In this step, we guide librarians through the following applications to help to maximize use of their findings:

  1. Marketing
  2. Accountability and long-term assessment
  3. Improved services and/or programs
  4. Resource (re)allocation

The product of Step 3: Analyzing Data (3.), the outcomes set, is a treasure trove of information that captures your library's/program's contribution to participants and the life of the community. Throughout the process, you examined the contextual factors that give rise to outcomes - the library and its service model and activities, the clientele and staff contributions -- to achieve not only evidence of impact, but also, and as important, valuable intelligence from customers and staff about the nature and the results of the library's service(s).

Step 4: Maximizing Results encourages librarians to digest this intelligence and to apply lessons learned as strategically as possible. After all, outcomes evaluation stands as an key investment opportunity for the institution from which to reap the range of benefits discussed in our introduction, including improved marketing, accountability, enhanced services and/or program, and resource (re)allocation.

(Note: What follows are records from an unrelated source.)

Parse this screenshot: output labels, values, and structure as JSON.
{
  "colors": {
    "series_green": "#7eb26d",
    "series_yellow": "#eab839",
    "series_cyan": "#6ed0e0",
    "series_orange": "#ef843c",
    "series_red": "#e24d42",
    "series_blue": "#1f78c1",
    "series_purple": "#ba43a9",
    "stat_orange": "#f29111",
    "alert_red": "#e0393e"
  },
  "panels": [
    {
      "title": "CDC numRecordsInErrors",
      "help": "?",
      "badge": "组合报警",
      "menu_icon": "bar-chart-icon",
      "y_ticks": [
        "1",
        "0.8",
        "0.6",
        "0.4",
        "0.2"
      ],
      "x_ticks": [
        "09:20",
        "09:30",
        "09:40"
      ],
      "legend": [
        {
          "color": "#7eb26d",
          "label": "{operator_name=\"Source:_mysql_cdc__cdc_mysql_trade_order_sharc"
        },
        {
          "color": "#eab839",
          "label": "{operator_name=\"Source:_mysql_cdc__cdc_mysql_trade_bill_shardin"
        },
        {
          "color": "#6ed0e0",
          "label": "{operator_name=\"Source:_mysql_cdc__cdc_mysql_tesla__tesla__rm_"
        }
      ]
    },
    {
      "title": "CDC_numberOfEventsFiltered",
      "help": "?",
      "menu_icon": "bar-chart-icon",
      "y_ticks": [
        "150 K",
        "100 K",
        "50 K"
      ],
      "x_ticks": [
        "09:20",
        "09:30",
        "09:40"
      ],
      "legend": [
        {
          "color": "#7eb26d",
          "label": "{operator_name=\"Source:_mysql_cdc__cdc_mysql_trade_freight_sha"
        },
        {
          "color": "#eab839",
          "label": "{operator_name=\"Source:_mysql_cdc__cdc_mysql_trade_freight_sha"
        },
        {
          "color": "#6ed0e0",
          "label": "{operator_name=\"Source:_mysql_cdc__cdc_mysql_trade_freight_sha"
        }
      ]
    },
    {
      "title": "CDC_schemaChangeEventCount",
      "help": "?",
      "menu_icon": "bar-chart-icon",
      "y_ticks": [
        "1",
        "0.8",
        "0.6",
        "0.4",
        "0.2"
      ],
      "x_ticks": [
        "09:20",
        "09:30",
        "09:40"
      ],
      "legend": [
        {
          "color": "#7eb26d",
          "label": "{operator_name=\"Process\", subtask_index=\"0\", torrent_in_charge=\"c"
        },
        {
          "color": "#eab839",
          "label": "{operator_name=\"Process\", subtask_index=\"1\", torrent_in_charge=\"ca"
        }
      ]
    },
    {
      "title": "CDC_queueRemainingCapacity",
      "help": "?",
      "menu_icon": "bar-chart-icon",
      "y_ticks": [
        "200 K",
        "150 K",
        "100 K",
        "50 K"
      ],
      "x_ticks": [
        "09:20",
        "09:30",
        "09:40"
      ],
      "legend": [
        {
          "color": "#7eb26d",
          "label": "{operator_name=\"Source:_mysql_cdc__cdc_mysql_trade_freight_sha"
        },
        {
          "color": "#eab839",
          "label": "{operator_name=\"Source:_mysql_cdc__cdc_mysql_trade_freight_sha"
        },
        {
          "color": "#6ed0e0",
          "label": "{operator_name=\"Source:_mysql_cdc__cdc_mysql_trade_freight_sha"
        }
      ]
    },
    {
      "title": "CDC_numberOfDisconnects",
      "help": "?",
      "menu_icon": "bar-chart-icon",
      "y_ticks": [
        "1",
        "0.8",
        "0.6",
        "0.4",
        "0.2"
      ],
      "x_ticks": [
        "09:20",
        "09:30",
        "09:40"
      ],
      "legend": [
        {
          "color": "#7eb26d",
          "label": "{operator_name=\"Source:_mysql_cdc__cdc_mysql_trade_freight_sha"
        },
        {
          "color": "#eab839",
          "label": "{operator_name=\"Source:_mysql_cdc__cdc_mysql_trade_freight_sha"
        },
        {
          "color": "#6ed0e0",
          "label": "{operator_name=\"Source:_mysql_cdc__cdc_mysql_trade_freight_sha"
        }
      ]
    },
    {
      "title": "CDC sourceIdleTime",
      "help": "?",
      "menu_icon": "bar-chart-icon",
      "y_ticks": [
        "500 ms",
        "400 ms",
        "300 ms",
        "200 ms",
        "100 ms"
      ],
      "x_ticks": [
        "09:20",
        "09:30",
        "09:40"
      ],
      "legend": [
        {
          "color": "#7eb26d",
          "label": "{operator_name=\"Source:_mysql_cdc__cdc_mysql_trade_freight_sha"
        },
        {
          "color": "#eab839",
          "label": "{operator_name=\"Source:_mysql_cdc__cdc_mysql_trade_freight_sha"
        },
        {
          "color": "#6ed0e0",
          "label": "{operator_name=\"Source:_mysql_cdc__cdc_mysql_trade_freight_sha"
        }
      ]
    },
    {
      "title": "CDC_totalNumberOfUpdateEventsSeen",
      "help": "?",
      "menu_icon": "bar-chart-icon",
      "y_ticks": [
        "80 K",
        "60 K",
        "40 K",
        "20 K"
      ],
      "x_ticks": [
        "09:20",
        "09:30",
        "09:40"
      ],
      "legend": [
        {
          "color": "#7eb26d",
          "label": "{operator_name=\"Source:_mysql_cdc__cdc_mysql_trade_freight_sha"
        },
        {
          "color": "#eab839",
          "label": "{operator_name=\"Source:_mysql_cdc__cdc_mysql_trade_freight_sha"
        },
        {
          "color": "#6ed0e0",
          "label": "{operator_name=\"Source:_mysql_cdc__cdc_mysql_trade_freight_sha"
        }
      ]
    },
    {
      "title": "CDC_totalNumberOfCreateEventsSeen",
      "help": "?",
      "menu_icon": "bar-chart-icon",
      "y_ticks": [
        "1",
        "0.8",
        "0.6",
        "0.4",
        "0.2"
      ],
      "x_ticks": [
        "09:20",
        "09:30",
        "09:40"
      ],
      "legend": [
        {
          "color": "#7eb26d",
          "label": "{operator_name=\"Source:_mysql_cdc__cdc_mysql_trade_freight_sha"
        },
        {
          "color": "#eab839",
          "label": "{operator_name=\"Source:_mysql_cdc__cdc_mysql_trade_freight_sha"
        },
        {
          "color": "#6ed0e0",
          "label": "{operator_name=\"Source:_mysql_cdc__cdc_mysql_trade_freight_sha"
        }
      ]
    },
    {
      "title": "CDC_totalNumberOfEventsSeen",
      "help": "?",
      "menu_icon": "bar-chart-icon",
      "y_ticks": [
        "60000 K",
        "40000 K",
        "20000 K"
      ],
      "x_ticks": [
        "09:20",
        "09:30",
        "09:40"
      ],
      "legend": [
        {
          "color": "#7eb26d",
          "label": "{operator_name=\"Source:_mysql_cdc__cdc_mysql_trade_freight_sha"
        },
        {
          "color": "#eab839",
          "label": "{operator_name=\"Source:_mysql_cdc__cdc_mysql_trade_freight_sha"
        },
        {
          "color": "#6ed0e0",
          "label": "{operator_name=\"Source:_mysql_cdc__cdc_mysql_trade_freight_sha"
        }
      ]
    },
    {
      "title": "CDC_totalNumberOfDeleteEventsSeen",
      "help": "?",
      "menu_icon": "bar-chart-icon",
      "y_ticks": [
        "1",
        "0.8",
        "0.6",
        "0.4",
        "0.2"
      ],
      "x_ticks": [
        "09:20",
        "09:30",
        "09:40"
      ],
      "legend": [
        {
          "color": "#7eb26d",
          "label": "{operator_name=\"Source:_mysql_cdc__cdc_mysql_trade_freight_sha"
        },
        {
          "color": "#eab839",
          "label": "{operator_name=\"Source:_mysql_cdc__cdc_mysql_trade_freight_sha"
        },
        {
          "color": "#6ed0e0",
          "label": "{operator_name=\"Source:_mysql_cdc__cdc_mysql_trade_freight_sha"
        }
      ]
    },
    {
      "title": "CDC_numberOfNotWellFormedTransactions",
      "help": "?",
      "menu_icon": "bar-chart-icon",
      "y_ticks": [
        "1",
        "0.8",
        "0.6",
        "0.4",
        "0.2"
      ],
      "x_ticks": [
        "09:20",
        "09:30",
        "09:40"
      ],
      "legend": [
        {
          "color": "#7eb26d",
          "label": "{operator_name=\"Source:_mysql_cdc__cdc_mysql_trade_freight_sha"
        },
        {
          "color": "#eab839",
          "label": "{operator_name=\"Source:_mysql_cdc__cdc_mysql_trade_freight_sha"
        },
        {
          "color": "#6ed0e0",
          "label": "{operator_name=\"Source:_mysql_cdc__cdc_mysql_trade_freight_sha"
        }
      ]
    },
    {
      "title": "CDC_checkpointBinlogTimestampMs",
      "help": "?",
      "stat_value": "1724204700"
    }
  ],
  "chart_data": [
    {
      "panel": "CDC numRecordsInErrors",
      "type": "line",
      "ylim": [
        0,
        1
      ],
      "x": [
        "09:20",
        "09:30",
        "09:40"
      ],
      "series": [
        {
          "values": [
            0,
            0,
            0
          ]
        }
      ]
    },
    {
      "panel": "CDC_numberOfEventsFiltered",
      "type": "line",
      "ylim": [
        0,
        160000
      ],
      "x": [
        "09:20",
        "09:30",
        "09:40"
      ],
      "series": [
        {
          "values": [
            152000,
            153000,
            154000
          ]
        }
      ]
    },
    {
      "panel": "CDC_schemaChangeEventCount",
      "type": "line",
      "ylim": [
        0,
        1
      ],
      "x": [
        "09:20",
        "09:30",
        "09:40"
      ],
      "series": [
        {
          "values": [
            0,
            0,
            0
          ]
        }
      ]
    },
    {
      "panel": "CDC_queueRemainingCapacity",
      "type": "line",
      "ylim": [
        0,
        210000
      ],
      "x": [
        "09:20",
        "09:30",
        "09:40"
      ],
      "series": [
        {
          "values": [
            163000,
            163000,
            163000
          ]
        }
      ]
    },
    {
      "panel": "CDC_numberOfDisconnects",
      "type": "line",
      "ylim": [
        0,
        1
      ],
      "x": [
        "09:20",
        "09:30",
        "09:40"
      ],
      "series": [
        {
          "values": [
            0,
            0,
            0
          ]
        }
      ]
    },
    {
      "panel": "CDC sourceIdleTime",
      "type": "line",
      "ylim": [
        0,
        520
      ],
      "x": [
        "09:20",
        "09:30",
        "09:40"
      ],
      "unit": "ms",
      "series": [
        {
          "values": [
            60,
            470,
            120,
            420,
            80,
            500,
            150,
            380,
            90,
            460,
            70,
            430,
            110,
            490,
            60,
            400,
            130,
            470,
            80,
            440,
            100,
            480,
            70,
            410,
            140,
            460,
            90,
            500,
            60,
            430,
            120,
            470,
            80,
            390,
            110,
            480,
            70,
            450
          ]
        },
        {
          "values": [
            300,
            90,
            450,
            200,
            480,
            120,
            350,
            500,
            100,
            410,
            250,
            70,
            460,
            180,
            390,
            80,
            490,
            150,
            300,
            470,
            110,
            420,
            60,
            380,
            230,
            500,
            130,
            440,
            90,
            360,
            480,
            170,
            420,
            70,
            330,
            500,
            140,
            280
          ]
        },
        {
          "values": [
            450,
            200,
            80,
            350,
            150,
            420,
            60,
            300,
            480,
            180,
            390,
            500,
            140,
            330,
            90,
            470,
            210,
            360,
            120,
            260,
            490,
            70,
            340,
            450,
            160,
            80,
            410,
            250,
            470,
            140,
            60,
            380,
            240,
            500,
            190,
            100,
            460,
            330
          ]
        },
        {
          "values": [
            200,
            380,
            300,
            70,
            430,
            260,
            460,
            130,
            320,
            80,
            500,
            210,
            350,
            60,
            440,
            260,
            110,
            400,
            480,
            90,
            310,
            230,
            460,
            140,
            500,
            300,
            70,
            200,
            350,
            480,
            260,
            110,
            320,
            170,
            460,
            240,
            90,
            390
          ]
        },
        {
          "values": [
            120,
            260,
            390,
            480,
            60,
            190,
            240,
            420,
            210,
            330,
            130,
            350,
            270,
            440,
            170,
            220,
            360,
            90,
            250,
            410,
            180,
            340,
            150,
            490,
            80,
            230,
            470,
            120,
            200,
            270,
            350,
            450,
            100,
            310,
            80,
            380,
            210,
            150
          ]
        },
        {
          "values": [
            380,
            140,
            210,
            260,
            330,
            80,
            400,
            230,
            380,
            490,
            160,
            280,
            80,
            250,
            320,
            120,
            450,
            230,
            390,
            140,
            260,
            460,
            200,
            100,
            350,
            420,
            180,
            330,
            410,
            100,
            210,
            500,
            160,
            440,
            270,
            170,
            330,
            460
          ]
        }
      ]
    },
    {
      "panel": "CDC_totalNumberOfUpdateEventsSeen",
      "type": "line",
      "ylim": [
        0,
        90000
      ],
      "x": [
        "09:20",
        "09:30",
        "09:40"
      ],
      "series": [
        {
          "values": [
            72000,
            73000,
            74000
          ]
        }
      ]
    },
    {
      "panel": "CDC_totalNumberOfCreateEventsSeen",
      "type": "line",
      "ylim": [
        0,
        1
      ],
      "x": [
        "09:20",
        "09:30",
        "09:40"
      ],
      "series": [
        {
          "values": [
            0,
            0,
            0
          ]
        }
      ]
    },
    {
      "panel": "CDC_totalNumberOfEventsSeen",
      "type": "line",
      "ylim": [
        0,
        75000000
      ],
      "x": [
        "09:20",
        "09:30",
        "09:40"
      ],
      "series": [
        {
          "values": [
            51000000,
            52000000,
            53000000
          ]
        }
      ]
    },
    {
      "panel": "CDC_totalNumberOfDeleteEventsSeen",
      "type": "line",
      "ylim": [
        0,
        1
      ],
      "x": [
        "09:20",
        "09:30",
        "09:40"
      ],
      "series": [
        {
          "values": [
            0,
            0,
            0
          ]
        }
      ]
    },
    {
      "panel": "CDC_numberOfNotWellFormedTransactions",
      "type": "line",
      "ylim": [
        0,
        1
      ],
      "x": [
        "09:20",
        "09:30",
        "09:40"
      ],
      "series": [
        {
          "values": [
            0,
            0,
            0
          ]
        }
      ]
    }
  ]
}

Whereas Steps 1-3 were designed to guide you through the outcomes evaluation process, Step 4 helps you leverage your findings for external and internal review. In outcomes you find core messages about the library - what it does right and where it can make improvements -- that can verify and/or inform librarians' predictions and intuition and do the same for the community they serve. The outcomes set derived through outcome-based evaluation encapsulates knowledge of the positive and negative impacts the library makes on community life, which may differ or corroborate the kinds of impact(s) expected by library management and staff. Outcomes will equip you to step outside the library with marketing programs or campaigns for a wide range of stakeholders. At the same time, you can take outcomes intelligence back to the planning table to ponder "What does this say about the service?" Did our strategies and activities achieve our goals or not? Did we produce benefits we did not intend to? How did we do it? How can we do it better?"